Does it make sense for several groups to build separate platforms? Wouldn’t it be better to agree on a universal data sharing standard first and then develop one definitive global platform?

Getting widespread agreement on standards may be ideal, but is notoriously hard to achieve. It is very unlikely that they would be imposed on all of the hundreds of thousands of trials already conducted. We can start linking, matching, and building, right now, and there is no sense in further delay. We would rather take the initiative and build a functional platform supported by the community. We’ve spoken to a number of groups in related fields and we are always keen to discuss shared interests and ways of collaborating in order to not reinvent the wheel!

Which is your favourite clinical trials registry, and why? is a leading registry both technically and in terms of the number of trials it contains. Their data is well-structured and well accessible. Currently there are quite a few registries with poor support for data collection, so this stands out amongst them.

What can existing clinical trials registries do to make their data more accessible and useful for researchers?

Registries could provide API access to their data, along with making sure that the trial metadata is well-structured and follows recommended standards (e.g. the WHO Trial Registration Data Set). Ideally, the metadata would follow known standards, for example using ISO codes for countries instead of their names and using a database such as MeSH to define terms like conditions names. This would make the different registries’ databases comparable. While API access is very useful, the best way a registry can offer its entire database is as a regular download, similar to what the FDA does with its OpenFDA website. This makes it much simpler for researchers who need a local copy of the database.

What can other players do to make their data more accessible and useful for researchers?

Beyond adopting standards and guidelines, we’d encourage a range of players to embrace being open by default. We’re keen to talk to any organisations or companies who want to make their data more accessible via OpenTrials.

Beyond OpenTrials, ten years from now, what information do you expect researchers to be able to access? And what information do you think will remain elusive?

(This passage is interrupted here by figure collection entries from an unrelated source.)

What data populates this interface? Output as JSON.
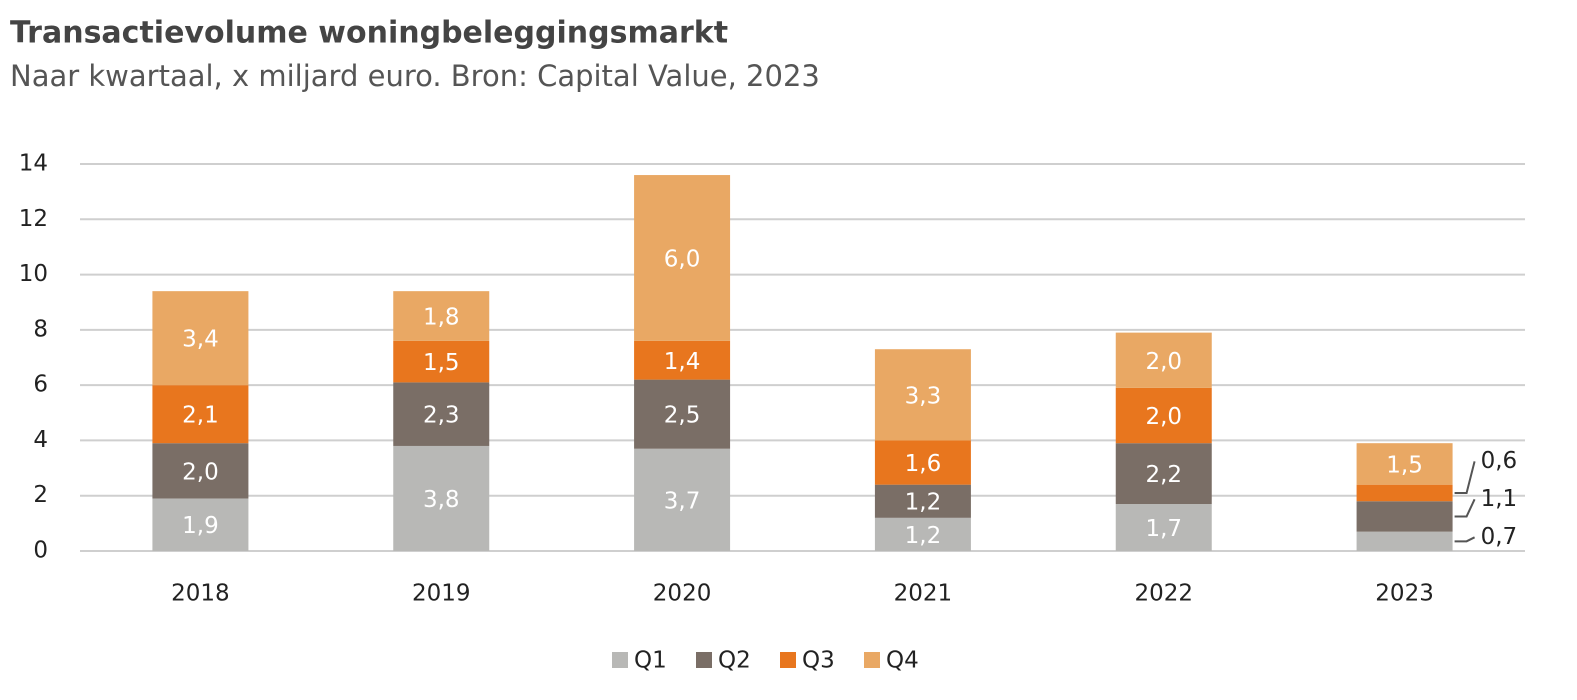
{
  "chart_data": {
    "type": "stacked-bar",
    "title": "Transactievolume woningbeleggingsmarkt",
    "subtitle": "Naar kwartaal, x miljard euro. Bron: Capital Value, 2023",
    "categories": [
      "2018",
      "2019",
      "2020",
      "2021",
      "2022",
      "2023"
    ],
    "series": [
      {
        "name": "Q1",
        "color": "#b8b8b6",
        "values": [
          1.9,
          3.8,
          3.7,
          1.2,
          1.7,
          0.7
        ],
        "value_labels": [
          "1,9",
          "3,8",
          "3,7",
          "1,2",
          "1,7",
          "0,7"
        ]
      },
      {
        "name": "Q2",
        "color": "#7a6e66",
        "values": [
          2.0,
          2.3,
          2.5,
          1.2,
          2.2,
          1.1
        ],
        "value_labels": [
          "2,0",
          "2,3",
          "2,5",
          "1,2",
          "2,2",
          "1,1"
        ]
      },
      {
        "name": "Q3",
        "color": "#e8761e",
        "values": [
          2.1,
          1.5,
          1.4,
          1.6,
          2.0,
          0.6
        ],
        "value_labels": [
          "2,1",
          "1,5",
          "1,4",
          "1,6",
          "2,0",
          "0,6"
        ]
      },
      {
        "name": "Q4",
        "color": "#e9a864",
        "values": [
          3.4,
          1.8,
          6.0,
          3.3,
          2.0,
          1.5
        ],
        "value_labels": [
          "3,4",
          "1,8",
          "6,0",
          "3,3",
          "2,0",
          "1,5"
        ]
      }
    ],
    "ylim": [
      0,
      14
    ],
    "yticks": [
      0,
      2,
      4,
      6,
      8,
      10,
      12,
      14
    ],
    "grid": true,
    "legend": "bottom"
  }
}
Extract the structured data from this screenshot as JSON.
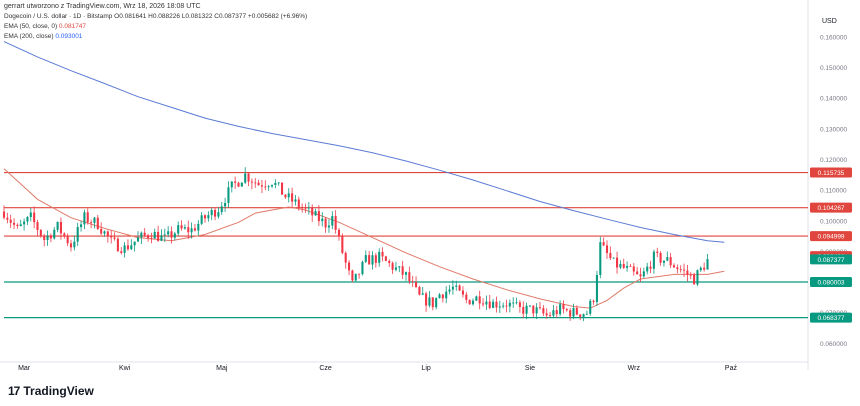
{
  "header": {
    "attribution": "gerrart utworzono z TradingView.com, Wrz 18, 2026 18:08 UTC",
    "symbol_line": "Dogecoin / U.S. dollar · 1D · Bitstamp O0.081641 H0.088226 L0.081322 C0.087377 +0.005682 (+6.96%)",
    "ema50_label": "EMA (50, close, 0)",
    "ema50_value": "0.081747",
    "ema200_label": "EMA (200, close)",
    "ema200_value": "0.093001"
  },
  "footer": {
    "logo_text": "TradingView",
    "logo_mark": "17"
  },
  "chart_data": {
    "type": "candlestick",
    "title": "Dogecoin / U.S. dollar · 1D · Bitstamp",
    "currency_label": "USD",
    "y_range": [
      0.0565,
      0.1675
    ],
    "y_ticks": [
      0.16,
      0.15,
      0.14,
      0.13,
      0.12,
      0.11,
      0.1,
      0.09,
      0.08,
      0.07,
      0.06
    ],
    "y_tick_labels": [
      "0.160000",
      "0.150000",
      "0.140000",
      "0.130000",
      "0.120000",
      "0.110000",
      "0.100000",
      "0.090000",
      "0.080000",
      "0.070000",
      "0.060000"
    ],
    "x_labels": [
      "Mar",
      "Kwi",
      "Maj",
      "Cze",
      "Lip",
      "Sie",
      "Wrz",
      "Paź"
    ],
    "x_label_days": [
      6,
      36,
      65,
      96,
      126,
      157,
      188,
      217
    ],
    "start_date": "2026-02-24",
    "horizontal_levels": [
      {
        "value": 0.115735,
        "label": "0.115735",
        "color": "#e0463e"
      },
      {
        "value": 0.104267,
        "label": "0.104267",
        "color": "#e0463e"
      },
      {
        "value": 0.094999,
        "label": "0.094999",
        "color": "#e0463e"
      },
      {
        "value": 0.080003,
        "label": "0.080003",
        "color": "#089981"
      },
      {
        "value": 0.068377,
        "label": "0.068377",
        "color": "#089981"
      }
    ],
    "price_badges": [
      {
        "value": 0.088438,
        "label": "0.088438",
        "color": "#e0463e"
      },
      {
        "value": 0.087377,
        "label": "0.087377",
        "color": "#089981"
      }
    ],
    "ema200": {
      "name": "EMA (200, close)",
      "color": "#5b7bd5",
      "points": [
        [
          0,
          0.1585
        ],
        [
          10,
          0.1535
        ],
        [
          20,
          0.149
        ],
        [
          30,
          0.1448
        ],
        [
          40,
          0.1405
        ],
        [
          50,
          0.137
        ],
        [
          60,
          0.1335
        ],
        [
          70,
          0.1308
        ],
        [
          80,
          0.1285
        ],
        [
          90,
          0.1265
        ],
        [
          100,
          0.1245
        ],
        [
          110,
          0.1222
        ],
        [
          120,
          0.1195
        ],
        [
          130,
          0.1165
        ],
        [
          140,
          0.1133
        ],
        [
          150,
          0.1098
        ],
        [
          160,
          0.1063
        ],
        [
          170,
          0.1033
        ],
        [
          180,
          0.1005
        ],
        [
          190,
          0.0978
        ],
        [
          200,
          0.0955
        ],
        [
          210,
          0.0935
        ],
        [
          215,
          0.093
        ]
      ]
    },
    "ema50": {
      "name": "EMA (50, close, 0)",
      "color": "#e07b6a",
      "points": [
        [
          0,
          0.117
        ],
        [
          5,
          0.112
        ],
        [
          10,
          0.107
        ],
        [
          20,
          0.101
        ],
        [
          30,
          0.0975
        ],
        [
          40,
          0.0945
        ],
        [
          50,
          0.0935
        ],
        [
          60,
          0.0955
        ],
        [
          70,
          0.0995
        ],
        [
          75,
          0.1025
        ],
        [
          80,
          0.1035
        ],
        [
          85,
          0.1045
        ],
        [
          90,
          0.1035
        ],
        [
          100,
          0.0995
        ],
        [
          110,
          0.0945
        ],
        [
          120,
          0.0895
        ],
        [
          130,
          0.085
        ],
        [
          140,
          0.081
        ],
        [
          150,
          0.0775
        ],
        [
          160,
          0.0745
        ],
        [
          170,
          0.072
        ],
        [
          175,
          0.0715
        ],
        [
          180,
          0.074
        ],
        [
          185,
          0.078
        ],
        [
          190,
          0.081
        ],
        [
          200,
          0.0825
        ],
        [
          210,
          0.0825
        ],
        [
          215,
          0.0835
        ]
      ]
    },
    "anchors": [
      [
        0,
        0.103
      ],
      [
        4,
        0.097
      ],
      [
        8,
        0.101
      ],
      [
        12,
        0.094
      ],
      [
        16,
        0.098
      ],
      [
        20,
        0.092
      ],
      [
        24,
        0.101
      ],
      [
        28,
        0.099
      ],
      [
        32,
        0.093
      ],
      [
        36,
        0.091
      ],
      [
        40,
        0.094
      ],
      [
        44,
        0.096
      ],
      [
        48,
        0.094
      ],
      [
        52,
        0.097
      ],
      [
        56,
        0.097
      ],
      [
        60,
        0.101
      ],
      [
        64,
        0.104
      ],
      [
        68,
        0.111
      ],
      [
        72,
        0.115
      ],
      [
        76,
        0.112
      ],
      [
        80,
        0.113
      ],
      [
        84,
        0.108
      ],
      [
        88,
        0.105
      ],
      [
        92,
        0.102
      ],
      [
        96,
        0.099
      ],
      [
        98,
        0.101
      ],
      [
        102,
        0.086
      ],
      [
        104,
        0.079
      ],
      [
        108,
        0.087
      ],
      [
        112,
        0.088
      ],
      [
        116,
        0.085
      ],
      [
        120,
        0.082
      ],
      [
        124,
        0.075
      ],
      [
        128,
        0.073
      ],
      [
        130,
        0.076
      ],
      [
        134,
        0.078
      ],
      [
        138,
        0.074
      ],
      [
        142,
        0.075
      ],
      [
        146,
        0.073
      ],
      [
        150,
        0.073
      ],
      [
        154,
        0.071
      ],
      [
        158,
        0.071
      ],
      [
        162,
        0.069
      ],
      [
        166,
        0.071
      ],
      [
        170,
        0.07
      ],
      [
        174,
        0.07
      ],
      [
        176,
        0.075
      ],
      [
        178,
        0.092
      ],
      [
        182,
        0.086
      ],
      [
        186,
        0.084
      ],
      [
        190,
        0.081
      ],
      [
        194,
        0.088
      ],
      [
        198,
        0.087
      ],
      [
        202,
        0.084
      ],
      [
        206,
        0.081
      ],
      [
        210,
        0.087
      ]
    ]
  }
}
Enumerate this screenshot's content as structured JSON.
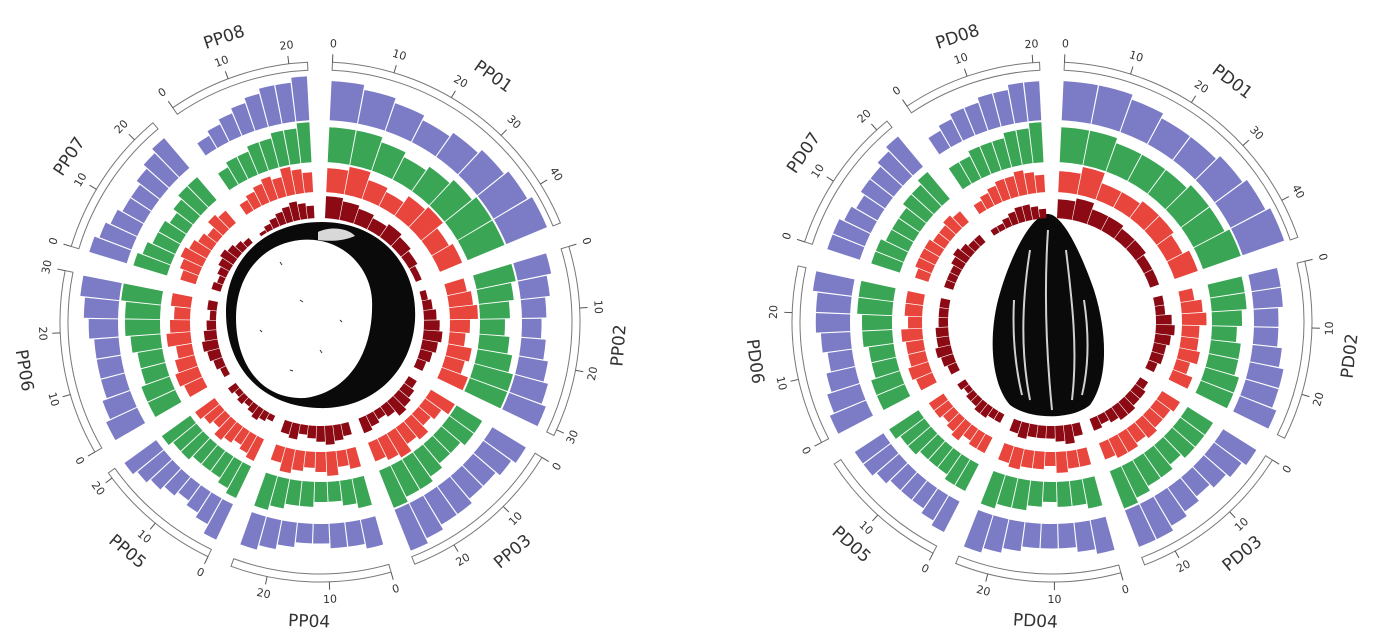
{
  "chart_data": [
    {
      "type": "circos",
      "chromosomes": [
        {
          "name": "PP01",
          "length": 47,
          "ticks": [
            0,
            10,
            20,
            30,
            40
          ]
        },
        {
          "name": "PP02",
          "length": 31,
          "ticks": [
            0,
            10,
            20,
            30
          ]
        },
        {
          "name": "PP03",
          "length": 27,
          "ticks": [
            0,
            10,
            20
          ]
        },
        {
          "name": "PP04",
          "length": 26,
          "ticks": [
            0,
            10,
            20
          ]
        },
        {
          "name": "PP05",
          "length": 21,
          "ticks": [
            0,
            10,
            20
          ]
        },
        {
          "name": "PP06",
          "length": 30,
          "ticks": [
            0,
            10,
            20,
            30
          ]
        },
        {
          "name": "PP07",
          "length": 24,
          "ticks": [
            0,
            10,
            20
          ]
        },
        {
          "name": "PP08",
          "length": 23,
          "ticks": [
            0,
            10,
            20
          ]
        }
      ],
      "tracks": [
        {
          "color": "#7b7bc6",
          "values": [
            [
              8,
              7,
              6,
              5,
              6,
              7,
              8,
              9
            ],
            [
              7,
              6,
              5,
              4,
              5,
              6,
              7,
              8
            ],
            [
              8,
              7,
              6,
              6,
              7,
              7,
              8,
              9
            ],
            [
              6,
              5,
              5,
              4,
              4,
              5,
              6,
              7
            ],
            [
              8,
              6,
              5,
              4,
              5,
              6,
              7,
              8
            ],
            [
              7,
              6,
              5,
              5,
              5,
              6,
              7,
              8
            ],
            [
              8,
              7,
              6,
              5,
              5,
              6,
              7,
              8
            ],
            [
              3,
              4,
              5,
              6,
              7,
              8,
              8,
              9
            ]
          ]
        },
        {
          "color": "#3aa655",
          "values": [
            [
              7,
              7,
              6,
              5,
              6,
              7,
              8,
              8
            ],
            [
              8,
              7,
              6,
              5,
              6,
              7,
              8,
              8
            ],
            [
              6,
              6,
              5,
              5,
              6,
              7,
              7,
              8
            ],
            [
              6,
              5,
              4,
              4,
              5,
              5,
              6,
              7
            ],
            [
              7,
              6,
              5,
              5,
              5,
              6,
              6,
              7
            ],
            [
              6,
              6,
              5,
              5,
              6,
              7,
              7,
              8
            ],
            [
              7,
              6,
              5,
              5,
              4,
              5,
              6,
              6
            ],
            [
              4,
              5,
              5,
              6,
              6,
              7,
              7,
              8
            ]
          ]
        },
        {
          "color": "#e8453c",
          "values": [
            [
              6,
              7,
              5,
              4,
              6,
              7,
              5,
              6
            ],
            [
              5,
              6,
              7,
              5,
              4,
              6,
              5,
              7
            ],
            [
              7,
              5,
              4,
              6,
              5,
              7,
              6,
              5
            ],
            [
              5,
              4,
              6,
              5,
              4,
              5,
              6,
              4
            ],
            [
              6,
              5,
              4,
              5,
              6,
              4,
              5,
              6
            ],
            [
              5,
              6,
              5,
              4,
              6,
              5,
              4,
              5
            ],
            [
              4,
              5,
              6,
              5,
              4,
              3,
              5,
              4
            ],
            [
              3,
              4,
              5,
              6,
              5,
              7,
              6,
              5
            ]
          ]
        },
        {
          "color": "#8b0a14",
          "values": [
            [
              7,
              6,
              5,
              4,
              5,
              4,
              3,
              2
            ],
            [
              2,
              3,
              4,
              5,
              6,
              5,
              4,
              3
            ],
            [
              3,
              4,
              5,
              6,
              4,
              3,
              4,
              5
            ],
            [
              4,
              5,
              6,
              5,
              4,
              3,
              5,
              4
            ],
            [
              2,
              3,
              4,
              3,
              2,
              3,
              2,
              3
            ],
            [
              2,
              3,
              4,
              5,
              4,
              3,
              2,
              3
            ],
            [
              3,
              2,
              3,
              4,
              5,
              4,
              3,
              2
            ],
            [
              1,
              2,
              3,
              4,
              5,
              6,
              5,
              4
            ]
          ]
        }
      ]
    },
    {
      "type": "circos",
      "chromosomes": [
        {
          "name": "PD01",
          "length": 46,
          "ticks": [
            0,
            10,
            20,
            30,
            40
          ]
        },
        {
          "name": "PD02",
          "length": 27,
          "ticks": [
            0,
            10,
            20
          ]
        },
        {
          "name": "PD03",
          "length": 25,
          "ticks": [
            0,
            10,
            20
          ]
        },
        {
          "name": "PD04",
          "length": 25,
          "ticks": [
            0,
            10,
            20
          ]
        },
        {
          "name": "PD05",
          "length": 20,
          "ticks": [
            0,
            10
          ]
        },
        {
          "name": "PD06",
          "length": 27,
          "ticks": [
            0,
            10,
            20
          ]
        },
        {
          "name": "PD07",
          "length": 22,
          "ticks": [
            0,
            10,
            20
          ]
        },
        {
          "name": "PD08",
          "length": 21,
          "ticks": [
            0,
            10,
            20
          ]
        }
      ],
      "tracks": [
        {
          "color": "#7b7bc6",
          "values": [
            [
              8,
              8,
              7,
              6,
              6,
              7,
              8,
              9
            ],
            [
              6,
              6,
              5,
              5,
              6,
              7,
              7,
              8
            ],
            [
              8,
              7,
              6,
              5,
              6,
              7,
              8,
              8
            ],
            [
              7,
              6,
              5,
              5,
              5,
              6,
              7,
              8
            ],
            [
              7,
              6,
              5,
              5,
              5,
              6,
              7,
              7
            ],
            [
              8,
              7,
              6,
              5,
              6,
              7,
              7,
              8
            ],
            [
              7,
              7,
              6,
              5,
              6,
              6,
              7,
              8
            ],
            [
              4,
              5,
              6,
              6,
              7,
              7,
              8,
              8
            ]
          ]
        },
        {
          "color": "#3aa655",
          "values": [
            [
              7,
              7,
              6,
              6,
              6,
              7,
              7,
              8
            ],
            [
              7,
              7,
              6,
              5,
              6,
              6,
              7,
              7
            ],
            [
              6,
              6,
              6,
              5,
              6,
              6,
              7,
              8
            ],
            [
              6,
              5,
              5,
              4,
              5,
              6,
              6,
              7
            ],
            [
              6,
              6,
              5,
              5,
              5,
              6,
              6,
              7
            ],
            [
              6,
              6,
              5,
              5,
              6,
              6,
              7,
              7
            ],
            [
              6,
              6,
              5,
              5,
              5,
              6,
              6,
              7
            ],
            [
              5,
              5,
              6,
              6,
              6,
              7,
              7,
              8
            ]
          ]
        },
        {
          "color": "#e8453c",
          "values": [
            [
              6,
              8,
              5,
              5,
              6,
              6,
              5,
              7
            ],
            [
              4,
              6,
              7,
              5,
              5,
              6,
              4,
              6
            ],
            [
              6,
              5,
              5,
              6,
              5,
              6,
              6,
              5
            ],
            [
              5,
              5,
              6,
              4,
              5,
              5,
              6,
              5
            ],
            [
              5,
              5,
              4,
              6,
              5,
              4,
              5,
              5
            ],
            [
              5,
              6,
              5,
              5,
              6,
              4,
              5,
              5
            ],
            [
              4,
              5,
              5,
              5,
              4,
              4,
              5,
              4
            ],
            [
              3,
              4,
              5,
              6,
              6,
              7,
              6,
              5
            ]
          ]
        },
        {
          "color": "#8b0a14",
          "values": [
            [
              6,
              7,
              5,
              5,
              4,
              4,
              3,
              3
            ],
            [
              3,
              3,
              5,
              6,
              5,
              4,
              4,
              3
            ],
            [
              3,
              4,
              4,
              5,
              5,
              4,
              3,
              4
            ],
            [
              4,
              6,
              5,
              4,
              4,
              4,
              5,
              4
            ],
            [
              3,
              3,
              4,
              4,
              3,
              3,
              2,
              3
            ],
            [
              3,
              4,
              5,
              4,
              4,
              3,
              3,
              3
            ],
            [
              3,
              3,
              3,
              4,
              5,
              4,
              3,
              3
            ],
            [
              2,
              2,
              3,
              4,
              5,
              5,
              4,
              3
            ]
          ]
        }
      ]
    }
  ]
}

There is a clear need for a step change. We need structured data about all trials, describing the methods and results, instead of only free text reports. That’s the big horizon. Basic knowledge management has been sorely lacking on clinical trials, and that makes no sense. We spend millions on individual trials. We need to spend a little on making sure the information is discoverable, machine readable, and impactful.

This interview was conducted via email by AllTrials campaign manager Dr Till Bruckner.